The issue with binding authorization to the storage directly, is that it prevents pluggable authorization... you can't change the authorization scheme if its hard coupled to the storage representation.... when you replicate you will be replicating authorization, which means that you will have 1 authorization scheme... not a pluggable one.... that means no support for ZCaps / TXAuth, OAuth etc.... I think we need some kind of visualization of how to fit IPFS / Datashards / ZCaps / TxAuth onto the same picture, so we can see how we can or cannot support all of them in the spec today.
maybe we learn that we want to have 1 authorization scheme, hard coupled to the storage mechanism... but that scheme is not likely to be things like ZCaps or TxAuth... AFAIK Datashards would be the only solution for that...
@cwebber would it be possible for you to build a picture of EDVs as they exist today (storage and authorization) and then overlay a proposal for leveraging datashards, so we can see what that would look like?
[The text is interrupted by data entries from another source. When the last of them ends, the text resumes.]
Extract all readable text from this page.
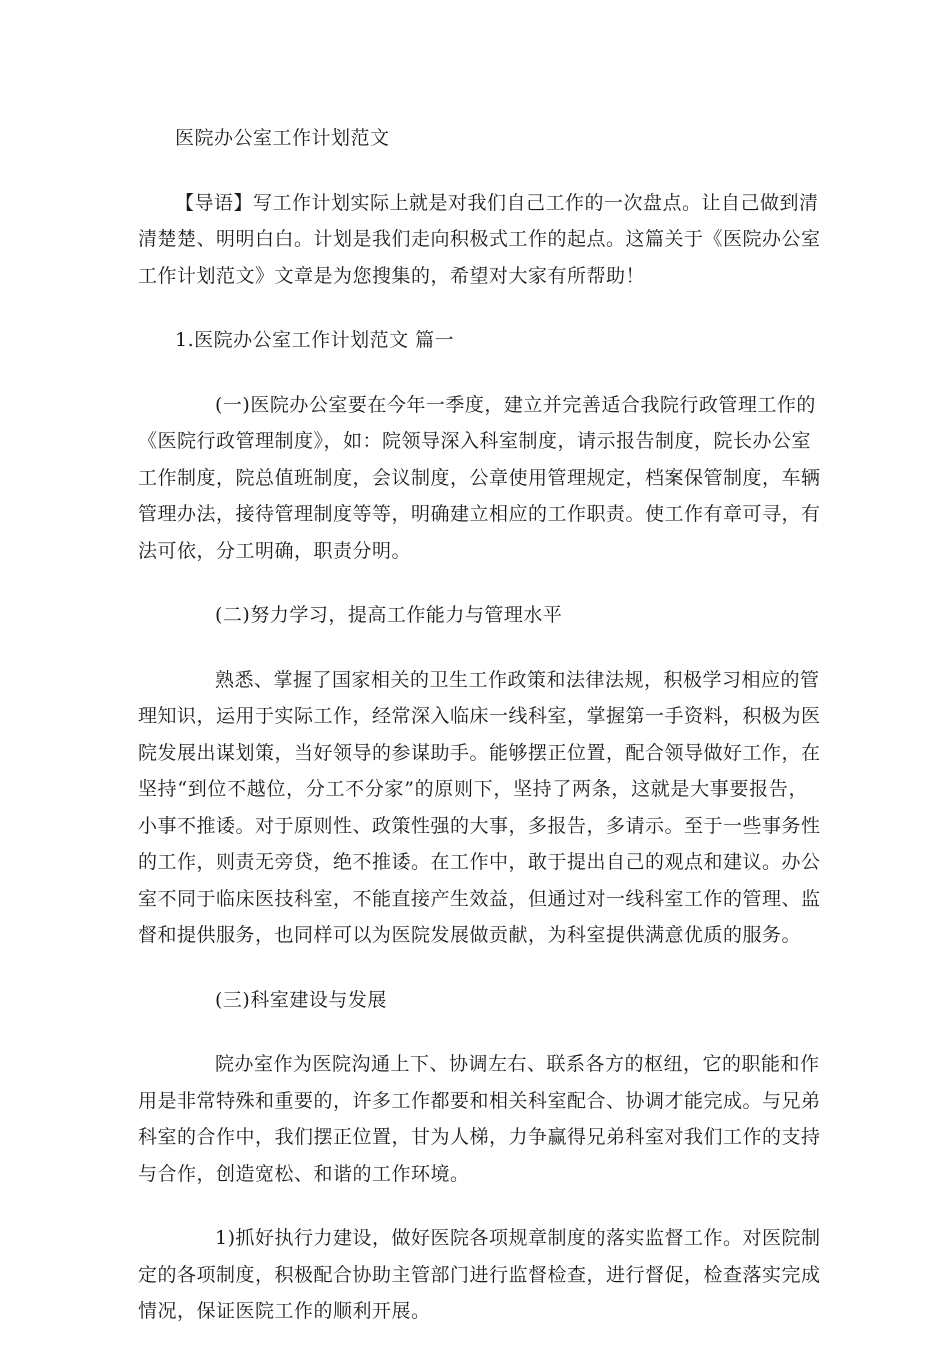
医院办公室工作计划范文

【导语】写工作计划实际上就是对我们自己工作的一次盘点。让自己做到清

清楚楚、明明白白。计划是我们走向积极式工作的起点。这篇关于《医院办公室

工作计划范文》文章是为您搜集的，希望对大家有所帮助！

1.医院办公室工作计划范文 篇一

(一)医院办公室要在今年一季度，建立并完善适合我院行政管理工作的

《医院行政管理制度》，如：院领导深入科室制度，请示报告制度，院长办公室

工作制度，院总值班制度，会议制度，公章使用管理规定，档案保管制度，车辆

管理办法，接待管理制度等等，明确建立相应的工作职责。使工作有章可寻，有

法可依，分工明确，职责分明。

(二)努力学习，提高工作能力与管理水平

熟悉、掌握了国家相关的卫生工作政策和法律法规，积极学习相应的管

理知识，运用于实际工作，经常深入临床一线科室，掌握第一手资料，积极为医

院发展出谋划策，当好领导的参谋助手。能够摆正位置，配合领导做好工作，在

坚持“到位不越位，分工不分家”的原则下，坚持了两条，这就是大事要报告，

小事不推诿。对于原则性、政策性强的大事，多报告，多请示。至于一些事务性

的工作，则责无旁贷，绝不推诿。在工作中，敢于提出自己的观点和建议。办公

室不同于临床医技科室，不能直接产生效益，但通过对一线科室工作的管理、监

督和提供服务，也同样可以为医院发展做贡献，为科室提供满意优质的服务。

(三)科室建设与发展

院办室作为医院沟通上下、协调左右、联系各方的枢纽，它的职能和作

用是非常特殊和重要的，许多工作都要和相关科室配合、协调才能完成。与兄弟

科室的合作中，我们摆正位置，甘为人梯，力争赢得兄弟科室对我们工作的支持

与合作，创造宽松、和谐的工作环境。

1)抓好执行力建设，做好医院各项规章制度的落实监督工作。对医院制

定的各项制度，积极配合协助主管部门进行监督检查，进行督促，检查落实完成

情况，保证医院工作的顺利开展。
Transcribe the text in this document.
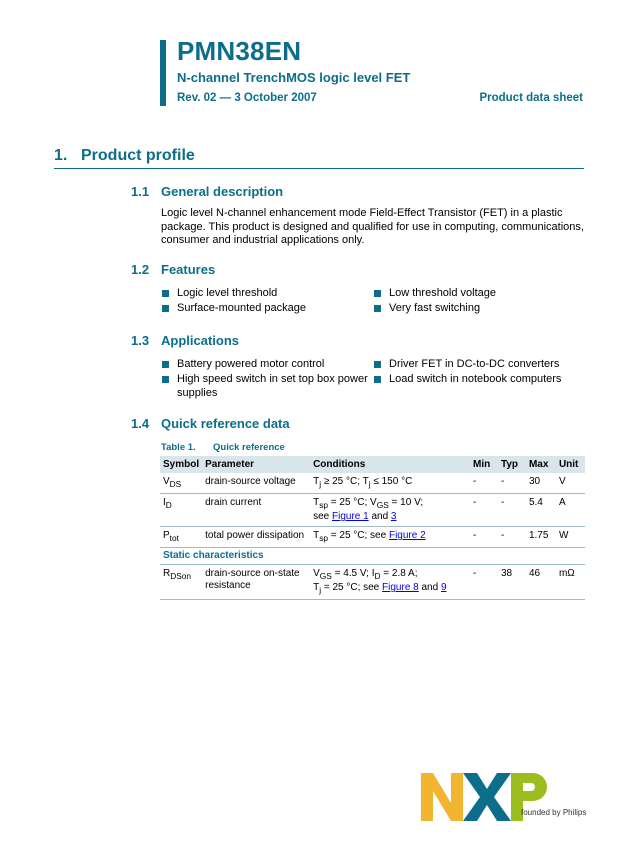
PMN38EN
N-channel TrenchMOS logic level FET
Rev. 02 — 3 October 2007	Product data sheet
1. Product profile
1.1 General description
Logic level N-channel enhancement mode Field-Effect Transistor (FET) in a plastic package. This product is designed and qualified for use in computing, communications, consumer and industrial applications only.
1.2 Features
Logic level threshold
Surface-mounted package
Low threshold voltage
Very fast switching
1.3 Applications
Battery powered motor control
High speed switch in set top box power supplies
Driver FET in DC-to-DC converters
Load switch in notebook computers
1.4 Quick reference data
Table 1. Quick reference
Symbol	Parameter	Conditions	Min	Typ	Max	Unit
$V_{DS}$	drain-source voltage	$T_j \ge 25$ °C; $T_j \le 150$ °C	-	-	30	V
$I_D$	drain current	$T_{sp} = 25$ °C; $V_{GS} = 10$ V;
see Figure 1 and 3	-	-	5.4	A
$P_{tot}$	total power dissipation	$T_{sp} = 25$ °C; see Figure 2	-	-	1.75	W
Static characteristics						
$R_{DSon}$	drain-source on-state resistance	$V_{GS} = 4.5$ V; $I_D = 2.8$ A;
$T_j = 25$ °C; see Figure 8 and 9	-	38	46	mΩ
founded by Philips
@or13 True. Granular Authorization has to be at or above the logical layer as you presented today. The point i was trying to make is that the proposal should prevent using a parallel path to bypass authorization.
This can be done by encrypting data where authorization is done or by authenticating the layer enforcing authorization at the lower layers. The first option provides positive control because the second can be ignored by the lower layers.
At the same time all of this does not prevent someone getting hold of the cypher text - which is the argument made in favor of having authorization in addition to encryption.
I am sure that this will be discussed when we get into the details of layers.
@dmitrizagidulin to revisit this after authorization discussion... there are a couple proposal which should be documented here.
Currently, item 4.2.4 in Layer 1 mentions enforcing the server's authorization system. But the authorization system itself is higher up in the levels. This is a tracking issue to discuss: do we move 'authorization enforcement' up to that layer? Or lower the item mentioning the pluggable authorization system down to layer 1?